The Secret to Future College Admissions: Keep Cool and Be Kind
In previous post I gave some good reasons why Harvard might not be the best university in America. Now I have another one. With the endorsement of several colleges admissions directors, Harvard’s Graduate School of Education released a report called: Turning the Tide: Inspiring Concern for Others and the Common Good Through College Admissions. This report on college admissions has gotten a lot of play in the media. Rightfully so, it was written at Harvard. Had it been done at a university with a fine undergraduate teachers college I doubt many would have cared.
This report makes comment on the state of college admissions in the U.S., that students have been “over-coached” and “over-pressured” in their academics, test preparation and the selection of extracurricular activities. It also acknowledges that students have obligations to their family and community–and that those activities should be given more credence in the college admissions process. The media has covered this report as if it were a future blueprint to help future applicants gain admission to the more selective colleges, though the report also mentions that many “good schools” do not receive enough attention in the college admissions process.
When I read the media coverage of this report I have to bust out laughing.
College admissions, whether a student is applying to an exceptionally-selective college such as Harvard or a local public university that turns few applicants away, is about matching the best school to a student’s needs. The college admissions officer’s job is to find the customers who have the needs that the college can fill. It’s not an easy job for a good college admissions officer. When a school such as Harvard receives so many applications, the temptation within the admissions office is to let them pour in, even if an admissions officer might be better off telling some of the students that s/he meets to consider other colleges. Yes, they might have excellent academics as well as impressive resumes. But Harvard, among similarly selective schools, might not always be the best place for them to get what they really want.
I was not surprised to read so much about community service, ethics and volunteerism. These are themes more encouraged among teenagers than they were when I was in high school and college. There are also far more social entrepreneurs in their teens and early 20s than there were in “my day.” But that is not what every excellent student aspires to do with their time outside of school.
When I was in high school I went to Hebrew school through the tenth grade and I was involved with a Jewish youth organization, speech and theatre and the school newspaper. I did not get involved in community service through any of those efforts–though I was involved in raising money to help fund three of them. Was I “less kind” because I has to sell light bulbs and candy bars to help a team, myself included, compete in a tournament versus being involved with a charity? Or to help pay for a bus trip to a Hebrew school program retreat? I did not believe so then. I still don’t believe so now.
When I talk with high school students I encourage them to become involved in activities that are either fun, personally meaningful or that help them to discover who they want to be. I do not tell them that they need this or that to “build a resume” or “impress a college admissions officer.” What lesson is that for life? That they should suppress their interests, and the rewards that might come from them, for the sake of (usually not) impressing someone who they don’t really know?

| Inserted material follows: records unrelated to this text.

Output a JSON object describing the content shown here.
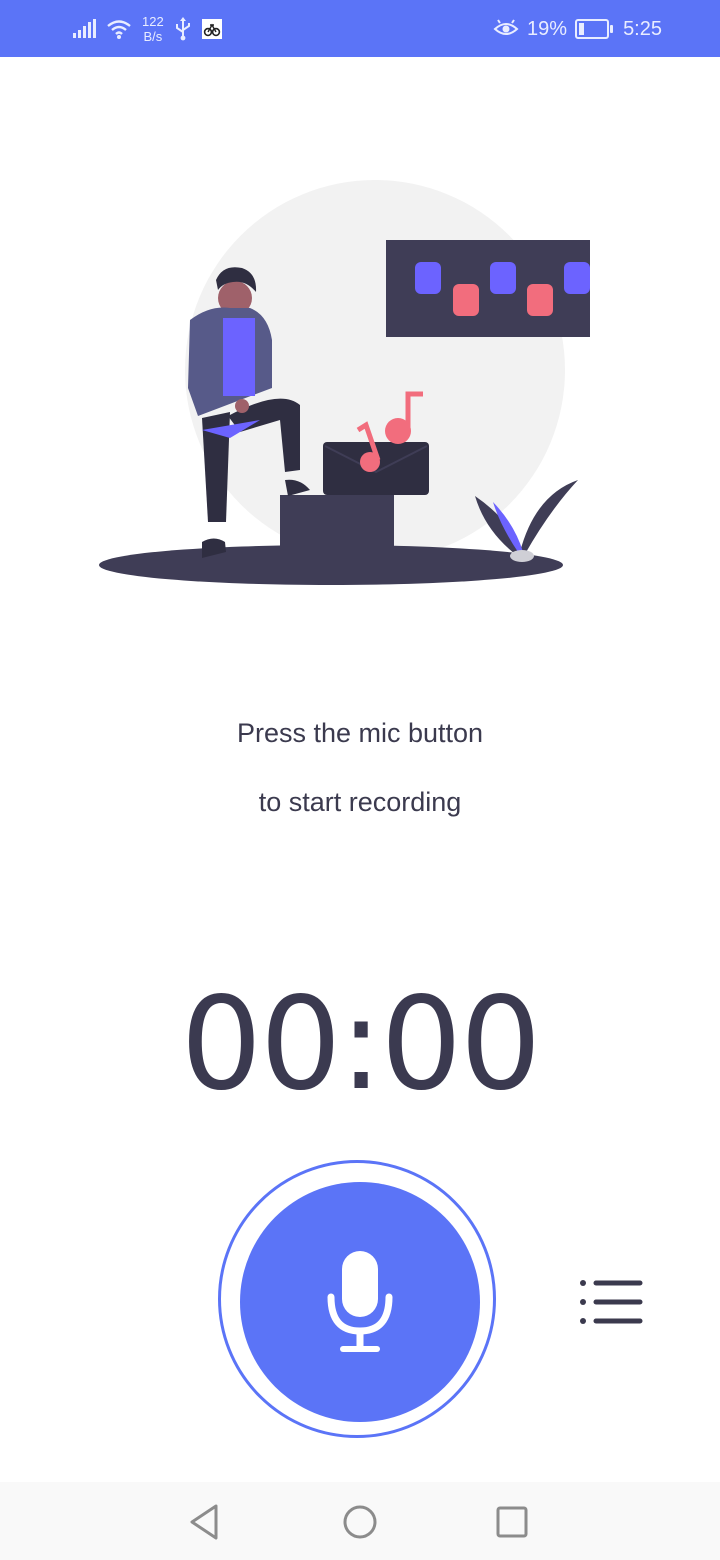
{
  "status_bar": {
    "network_speed_value": "122",
    "network_speed_unit": "B/s",
    "battery_percent": "19%",
    "time": "5:25",
    "battery_level": 0.19,
    "icons": [
      "signal-icon",
      "wifi-icon",
      "usb-icon",
      "notification-icon",
      "eye-comfort-icon",
      "battery-icon"
    ]
  },
  "main": {
    "prompt_line1": "Press the mic button",
    "prompt_line2": "to start recording",
    "timer": "00:00"
  },
  "controls": {
    "mic_icon": "microphone-icon",
    "list_icon": "list-icon"
  },
  "nav_bar": {
    "icons": [
      "back-icon",
      "home-icon",
      "recents-icon"
    ]
  },
  "colors": {
    "accent": "#5b74f7",
    "text_dark": "#3b3a4e",
    "illustration_purple": "#6c63ff",
    "illustration_pink": "#f26d7d",
    "illustration_dark": "#3f3d56"
  }
}
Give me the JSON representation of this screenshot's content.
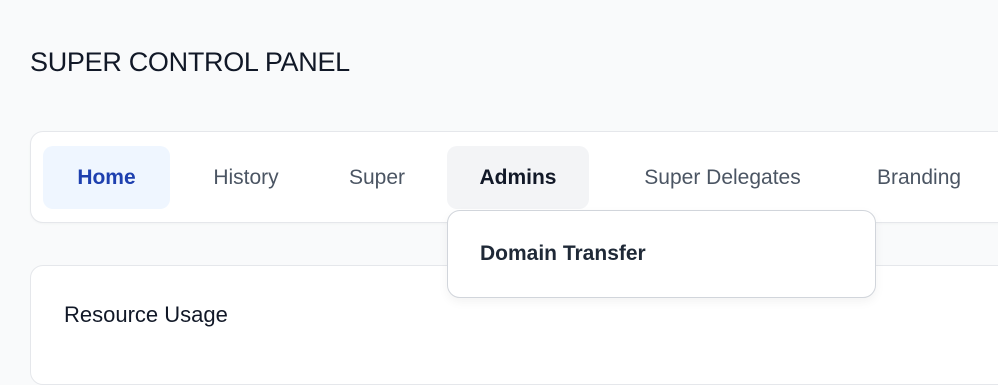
{
  "header": {
    "title": "SUPER CONTROL PANEL"
  },
  "nav": {
    "tabs": [
      {
        "label": "Home",
        "state": "active"
      },
      {
        "label": "History",
        "state": "default"
      },
      {
        "label": "Super",
        "state": "default"
      },
      {
        "label": "Admins",
        "state": "open"
      },
      {
        "label": "Super Delegates",
        "state": "default"
      },
      {
        "label": "Branding",
        "state": "default"
      }
    ]
  },
  "admins_menu": {
    "items": [
      {
        "label": "Domain Transfer"
      }
    ]
  },
  "main": {
    "section_title": "Resource Usage"
  },
  "colors": {
    "active_tab_bg": "#eff6ff",
    "active_tab_text": "#1e40af",
    "page_bg": "#f9fafb"
  }
}
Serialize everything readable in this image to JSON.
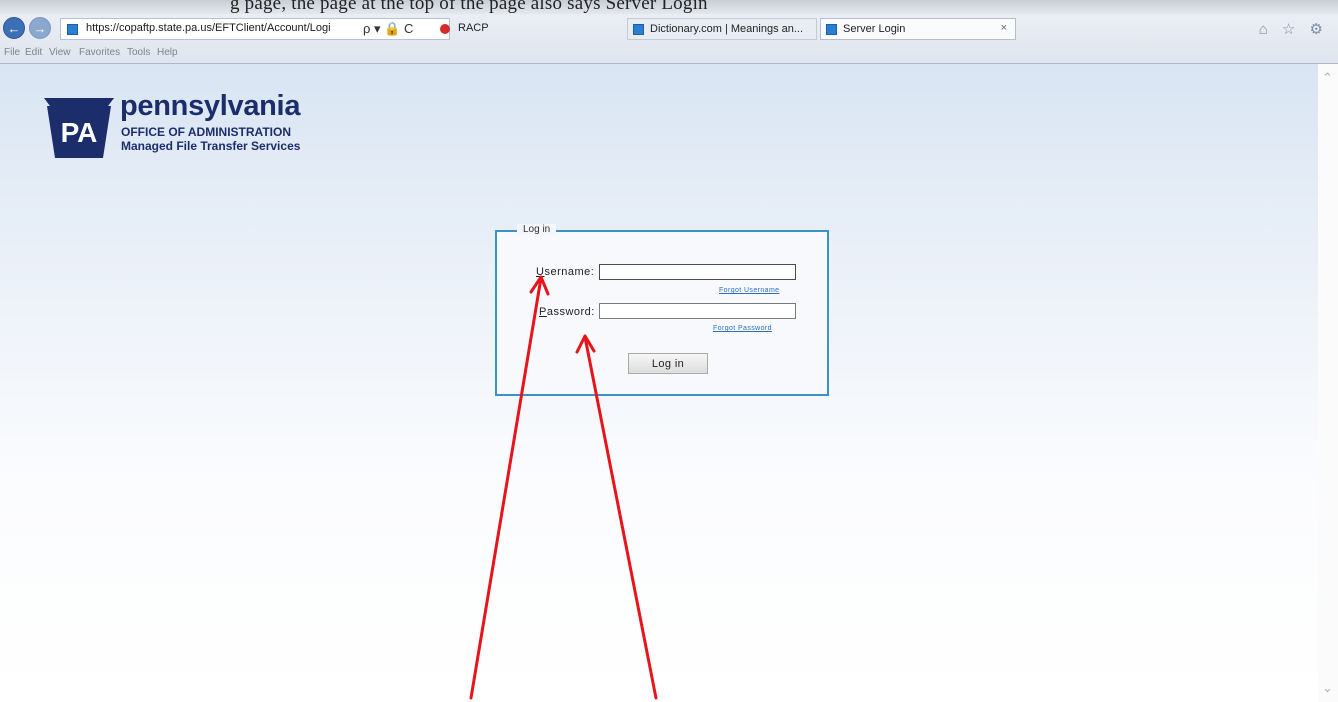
{
  "browser": {
    "top_clip_text": "g page, the page at the top of the page also says Server Login",
    "address": {
      "url": "https://copaftp.state.pa.us/EFTClient/Account/Logi",
      "icons": "ρ ▾ 🔒 C"
    },
    "tabs": [
      {
        "label": "RACP"
      },
      {
        "label": "Dictionary.com | Meanings an..."
      },
      {
        "label": "Server Login",
        "close": "×"
      }
    ],
    "right_icons": "⌂ ☆ ⚙",
    "menu": [
      "File",
      "Edit",
      "View",
      "Favorites",
      "Tools",
      "Help"
    ]
  },
  "logo": {
    "badge_text": "PA",
    "main": "pennsylvania",
    "sub1": "OFFICE OF ADMINISTRATION",
    "sub2": "Managed File Transfer Services"
  },
  "login": {
    "legend": "Log in",
    "username_label_first": "U",
    "username_label_rest": "sername:",
    "username_value": "",
    "forgot_username": "Forgot Username",
    "password_label_first": "P",
    "password_label_rest": "assword:",
    "password_value": "",
    "forgot_password": "Forgot Password",
    "button": "Log in"
  },
  "colors": {
    "annotation_arrow": "#e8141c",
    "fieldset_border": "#3b93c4",
    "brand_navy": "#1c2d6b",
    "link": "#2b6fc0"
  },
  "icons": {
    "back": "back-arrow-icon",
    "forward": "forward-arrow-icon",
    "home": "home-icon",
    "favorites": "star-icon",
    "settings": "gear-icon",
    "scroll_up": "chevron-up-icon",
    "scroll_down": "chevron-down-icon"
  }
}
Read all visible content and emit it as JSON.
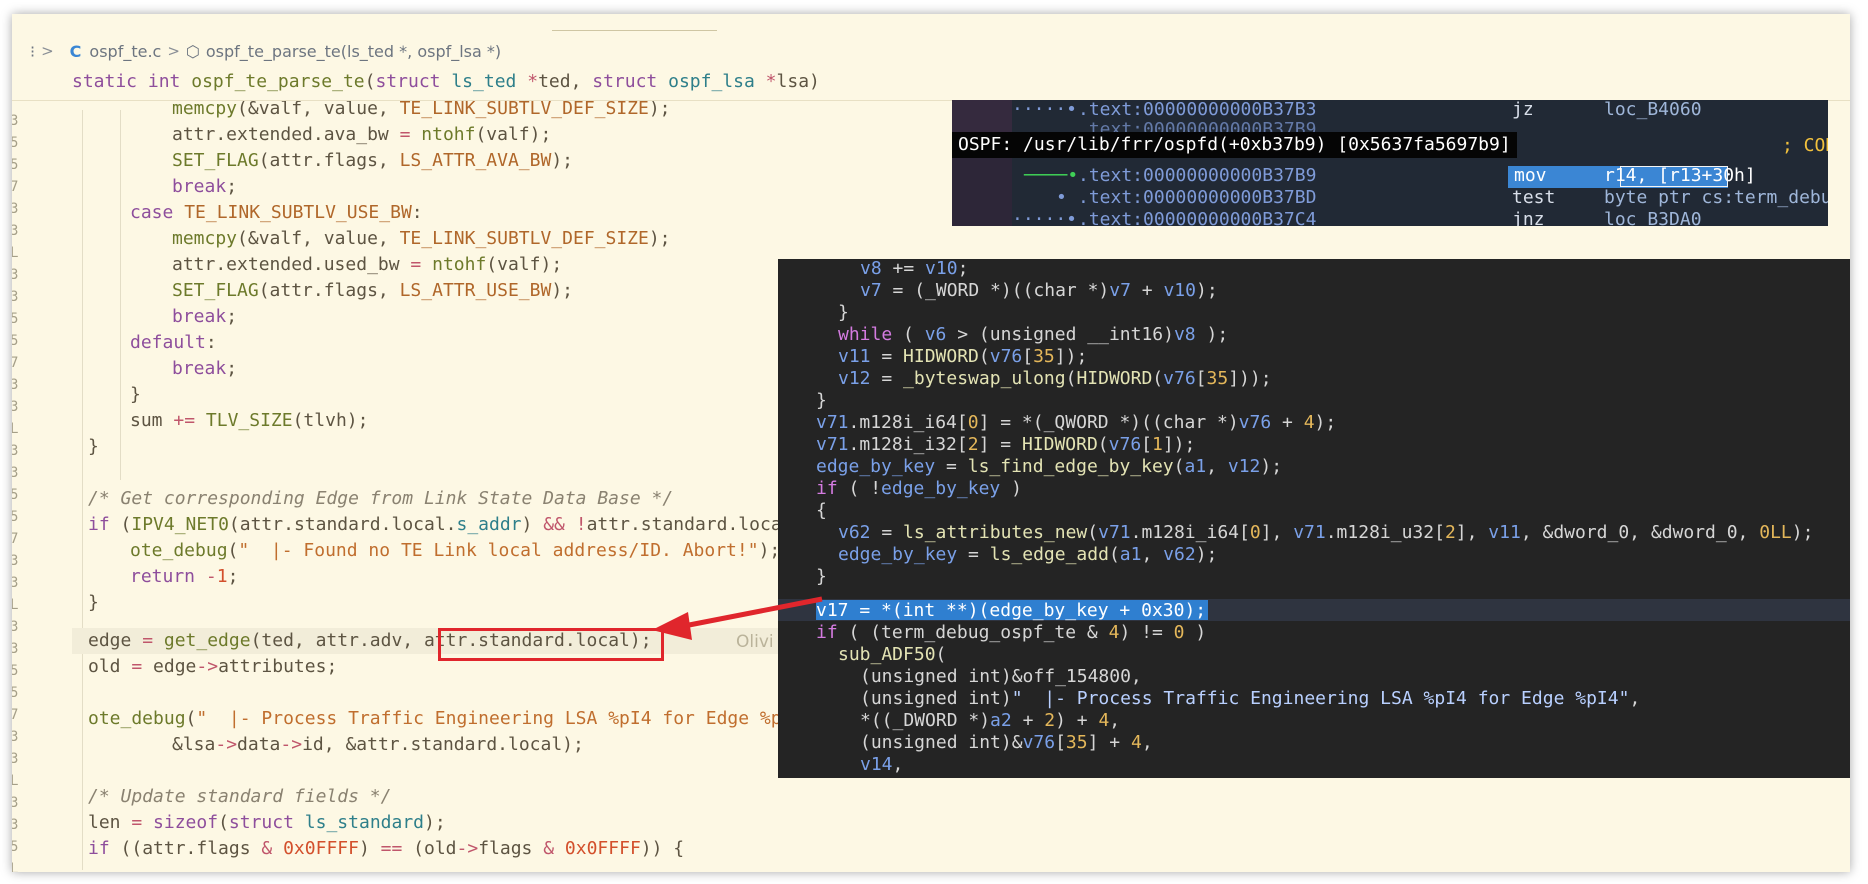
{
  "breadcrumb": {
    "gutter_glyph": "⁝",
    "sep": ">",
    "file_icon": "c-file-icon",
    "file_icon_glyph": "C",
    "file": "ospf_te.c",
    "symbol_icon": "cube-icon",
    "symbol_icon_glyph": "⬡",
    "symbol": "ospf_te_parse_te(ls_ted *, ospf_lsa *)"
  },
  "ida_view": {
    "tooltip": "OSPF: /usr/lib/frr/ospfd(+0xb37b9) [0x5637fa5697b9]",
    "rows": [
      {
        "addr": ".text:00000000000B37B3",
        "mnem": "jz",
        "arg": "loc_B4060"
      },
      {
        "addr": ".text:00000000000B37B9",
        "mnem": "",
        "arg": ""
      },
      {
        "addr": ".text:00000000000B37B9",
        "mnem": "mov",
        "arg": "r14, [r13+30h]"
      },
      {
        "addr": ".text:00000000000B37BD",
        "mnem": "test",
        "arg": "byte ptr cs:term_debu"
      },
      {
        "addr": ".text:00000000000B37C4",
        "mnem": "jnz",
        "arg": "loc_B3DA0"
      }
    ],
    "comment": "; COD"
  },
  "ghost_text": "Olivi",
  "colors": {
    "highlight_box": "#e0262c",
    "editor_bg": "#fdf8e4",
    "pseudo_bg": "#242424",
    "ida_bg": "#212935"
  }
}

My job is to not only help them to find the school that will help them the most, but also to help them identify the activities that might help them to do what they want to do.
At the end of a college education they have to become closer to becoming someone who will need to support themselves. I would rather that they work in a field where they are happy and/or use their best talents. I would also prefer that they support causes that have a personal meaning to them, if they want to devote considerable time to a cause.
So, when I read a report on college admissions that advocates extracurricular programs that might “make a student a better person” versus those that might help them to decide how they will make their living after college, I do not know whether to laugh or be angry.
Essentially, the early recommendations in Turning the Tides represent a judgement on students who pursue an activity for the sake of passion, developing a skill or considering their possible livelihood. Essentially, those recommendations are telling future students to “be good people first” as well as “how to be good.” There is another word for such recommendations: arrogance.